Metrics via OpenTelemetry

Hasura Enterprise is open-telemetry compliant and can export metrics to third-party observability platforms which support OpenTelemetry. Check out the OpenTelemetry page for more information.

Distributed traces

Hasura Enterprise also can export distributed traces via OpenTelemetry. Read more at here for more information.

Database observability

Deeper insight into databases across all of your servers is provided via database monitoring. To understand the performance and health of your databases and address problems as they develop, we have to dig deeper into:

  • Historical query performance
  • Host-level metrics

Enabling observability agents in your database

You can enable observability for your databases by installing an agent for your observability platform on your database servers (typically from the observability tool’s marketplace). Hasura recommends the following instrumentations should be implemented:

  • System information
    • CPU Usage
    • Memory
  • Query Tags

Query Tags are SQL comments that consist of key=value pairs that are appended to generated SQL statements. When you issue a query or mutation with query tags, the generated SQL has some extra information. Database analytics tools can use that information (metadata) to analyze DB load and track or monitor performance.

Using Query Tags and pganalyze

  • Refer to documentation from pganalyze for information on how to connect your database to the analyzer.
  • Once connected to your database, test the functionality by:
    • Executing the run console option in pganalyze.
    • Executing the collector --test command in the Console.
  • At this point, all queries run from the GraphiQL editor or your Cloud project's Console will appear in the pganalyze Console.
  • Selecting any query from the dashboard will expand to give additional information about the execution.
  • To quickly locate operations, you can use the Request ID that can be found from the Metrics dashboard on Cloud.

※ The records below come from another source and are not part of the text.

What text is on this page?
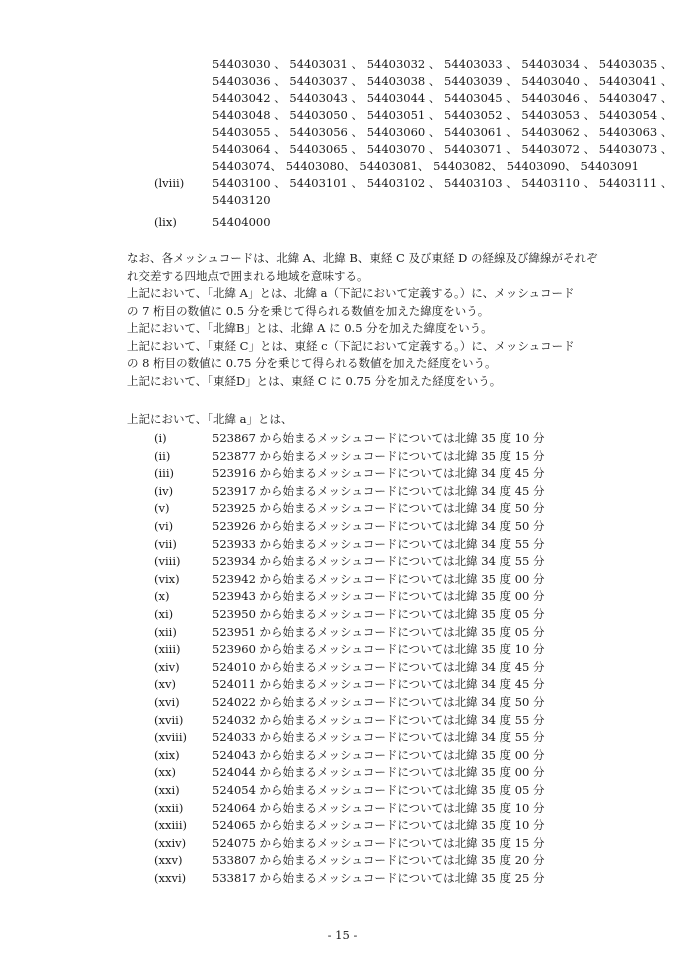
54403030 、 54403031 、 54403032 、 54403033 、 54403034 、 54403035 、
54403036 、 54403037 、 54403038 、 54403039 、 54403040 、 54403041 、
54403042 、 54403043 、 54403044 、 54403045 、 54403046 、 54403047 、
54403048 、 54403050 、 54403051 、 54403052 、 54403053 、 54403054 、
54403055 、 54403056 、 54403060 、 54403061 、 54403062 、 54403063 、
54403064 、 54403065 、 54403070 、 54403071 、 54403072 、 54403073 、
54403074、 54403080、 54403081、 54403082、 54403090、 54403091
(lviii) 54403100 、 54403101 、 54403102 、 54403103 、 54403110 、 54403111 、
54403120
(lix)	54404000
なお、各メッシュコードは、北緯 A、北緯 B、東経 C 及び東経 D の経線及び緯線がそれぞ
れ交差する四地点で囲まれる地域を意味する。
上記において、「北緯 A」とは、北緯 a（下記において定義する。）に、メッシュコード
の 7 桁目の数値に 0.5 分を乗じて得られる数値を加えた緯度をいう。
上記において、「北緯B」とは、北緯 A に 0.5 分を加えた緯度をいう。
上記において、「東経 C」とは、東経 c（下記において定義する。）に、メッシュコード
の 8 桁目の数値に 0.75 分を乗じて得られる数値を加えた経度をいう。
上記において、「東経D」とは、東経 C に 0.75 分を加えた経度をいう。
上記において、「北緯 a」とは、
(i)	523867 から始まるメッシュコードについては北緯 35 度 10 分
(ii)	523877 から始まるメッシュコードについては北緯 35 度 15 分
(iii)	523916 から始まるメッシュコードについては北緯 34 度 45 分
(iv)	523917 から始まるメッシュコードについては北緯 34 度 45 分
(v)	523925 から始まるメッシュコードについては北緯 34 度 50 分
(vi)	523926 から始まるメッシュコードについては北緯 34 度 50 分
(vii)	523933 から始まるメッシュコードについては北緯 34 度 55 分
(viii)	523934 から始まるメッシュコードについては北緯 34 度 55 分
(vix)	523942 から始まるメッシュコードについては北緯 35 度 00 分
(x)	523943 から始まるメッシュコードについては北緯 35 度 00 分
(xi)	523950 から始まるメッシュコードについては北緯 35 度 05 分
(xii)	523951 から始まるメッシュコードについては北緯 35 度 05 分
(xiii)	523960 から始まるメッシュコードについては北緯 35 度 10 分
(xiv)	524010 から始まるメッシュコードについては北緯 34 度 45 分
(xv)	524011 から始まるメッシュコードについては北緯 34 度 45 分
(xvi)	524022 から始まるメッシュコードについては北緯 34 度 50 分
(xvii) 524032 から始まるメッシュコードについては北緯 34 度 55 分
(xviii) 524033 から始まるメッシュコードについては北緯 34 度 55 分
(xix)	524043 から始まるメッシュコードについては北緯 35 度 00 分
(xx)	524044 から始まるメッシュコードについては北緯 35 度 00 分
(xxi)	524054 から始まるメッシュコードについては北緯 35 度 05 分
(xxii) 524064 から始まるメッシュコードについては北緯 35 度 10 分
(xxiii) 524065 から始まるメッシュコードについては北緯 35 度 10 分
(xxiv) 524075 から始まるメッシュコードについては北緯 35 度 15 分
(xxv)	533807 から始まるメッシュコードについては北緯 35 度 20 分
(xxvi) 533817 から始まるメッシュコードについては北緯 35 度 25 分
- 15 -
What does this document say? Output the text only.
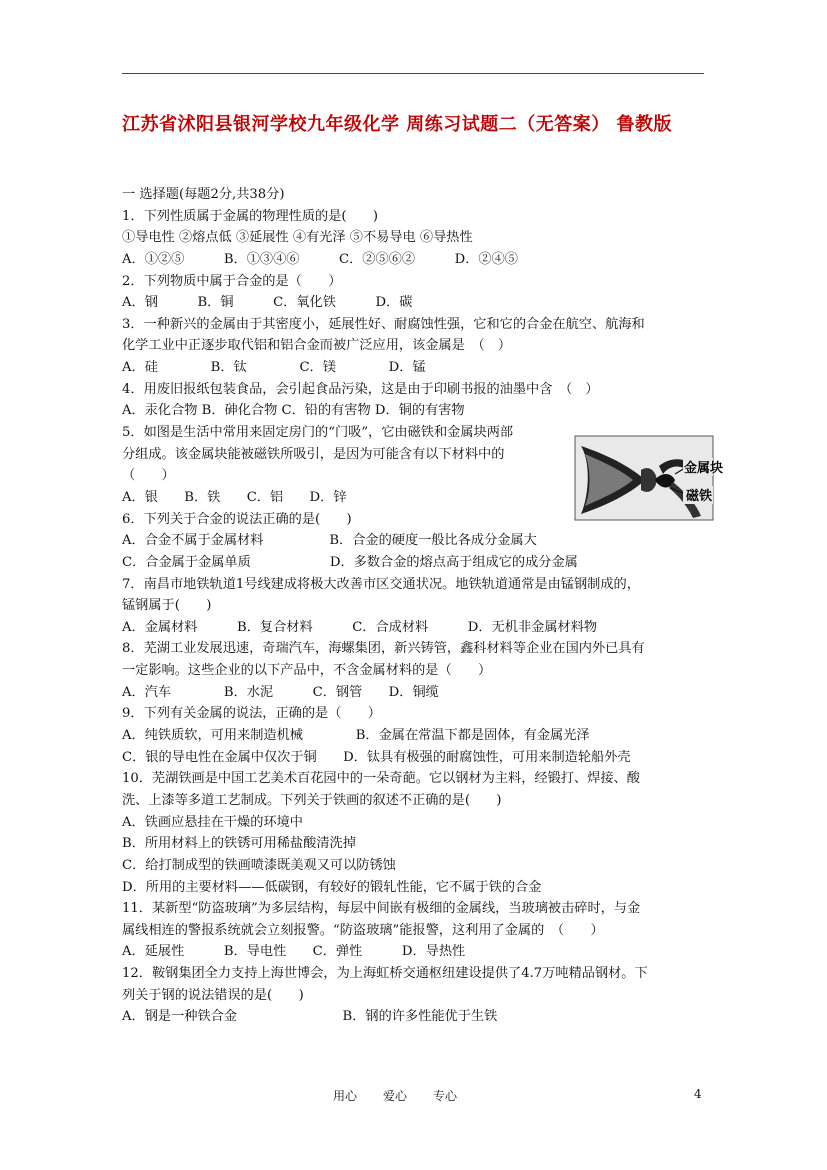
江苏省沭阳县银河学校九年级化学 周练习试题二（无答案） 鲁教版
一 选择题(每题2分,共38分)
1．下列性质属于金属的物理性质的是(　　)
①导电性 ②熔点低 ③延展性 ④有光泽 ⑤不易导电 ⑥导热性
A．①②⑤　　　B．①③④⑥　　　C．②⑤⑥②　　　D．②④⑤
2．下列物质中属于合金的是（　　）
A．钢　　　B．铜　　　C．氧化铁　　　D．碳
3．一种新兴的金属由于其密度小，延展性好、耐腐蚀性强，它和它的合金在航空、航海和
化学工业中正逐步取代铝和铝合金而被广泛应用，该金属是　（　）
A．硅　　　　B．钛　　　　C．镁　　　　D．锰
4．用废旧报纸包装食品，会引起食品污染，这是由于印刷书报的油墨中含　（　）
A．汞化合物 B．砷化合物 C．铅的有害物 D．铜的有害物
5．如图是生活中常用来固定房门的“门吸”，它由磁铁和金属块两部
分组成。该金属块能被磁铁所吸引，是因为可能含有以下材料中的
（　　）
A．银　　B．铁　　C．铝　　D．锌
6．下列关于合金的说法正确的是(　　)
A．合金不属于金属材料　　　　　B．合金的硬度一般比各成分金属大
C．合金属于金属单质　　　　　　D．多数合金的熔点高于组成它的成分金属
7．南昌市地铁轨道1号线建成将极大改善市区交通状况。地铁轨道通常是由锰钢制成的，
锰钢属于(　　)
A．金属材料　　　B．复合材料　　　C．合成材料　　　D．无机非金属材料物
8．芜湖工业发展迅速，奇瑞汽车，海螺集团，新兴铸管，鑫科材料等企业在国内外已具有
一定影响。这些企业的以下产品中，不含金属材料的是（　　）
A．汽车　　　　B．水泥　　　C．钢管　　D．铜缆
9．下列有关金属的说法，正确的是（　　）
A．纯铁质软，可用来制造机械　　　　B．金属在常温下都是固体，有金属光泽
C．银的导电性在金属中仅次于铜　　D．钛具有极强的耐腐蚀性，可用来制造轮船外壳
10．芜湖铁画是中国工艺美术百花园中的一朵奇葩。它以钢材为主料，经锻打、焊接、酸
洗、上漆等多道工艺制成。下列关于铁画的叙述不正确的是(　　)
A．铁画应悬挂在干燥的环境中
B．所用材料上的铁锈可用稀盐酸清洗掉
C．给打制成型的铁画喷漆既美观又可以防锈蚀
D．所用的主要材料——低碳钢，有较好的锻轧性能，它不属于铁的合金
11．某新型“防盗玻璃”为多层结构，每层中间嵌有极细的金属线，当玻璃被击碎时，与金
属线相连的警报系统就会立刻报警。“防盗玻璃”能报警，这利用了金属的　（　　）
A．延展性　　　B．导电性　　C．弹性　　　D．导热性
12．鞍钢集团全力支持上海世博会，为上海虹桥交通枢纽建设提供了4.7万吨精品钢材。下
列关于钢的说法错误的是(　　)
A．钢是一种铁合金　　　　　　　　B．钢的许多性能优于生铁
金属块
磁铁
用心 爱心 专心	4
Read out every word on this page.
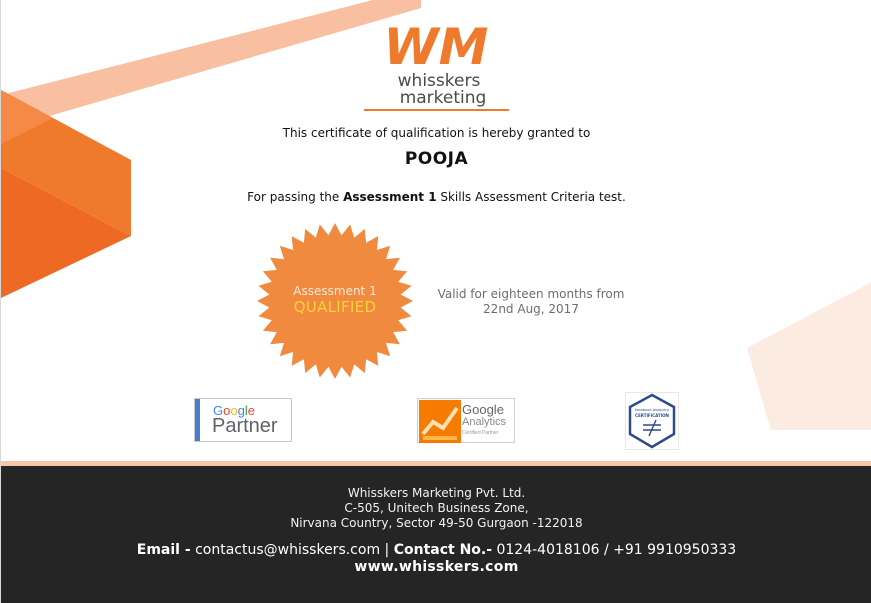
WM
whisskers
marketing
This certificate of qualification is hereby granted to
POOJA
For passing the Assessment 1 Skills Assessment Criteria test.
Assessment 1
QUALIFIED
Valid for eighteen months from
22nd Aug, 2017
Google
Partner
Google
Analytics
Certified Partner
facebook blueprint
CERTIFICATION
Whisskers Marketing Pvt. Ltd.
C-505, Unitech Business Zone,
Nirvana Country, Sector 49-50 Gurgaon -122018
Email - contactus@whisskers.com | Contact No.- 0124-4018106 / +91 9910950333
www.whisskers.com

Alerting and alert propagation

Integrating your observability tools with an incident response platform (IRP) is the recommended method for alert propagation. Integrating with an IRP allows high visibility and actionable intelligence across the entire incident lifecycle. Most IRPs enable your organization to respond quickly to incidents, automate responses, and will allow you to build more reliable services and platforms.

If you use Prometheus for metrics observability, you can also consider using Alertmanager to configure common alert rules for performance and error incidents.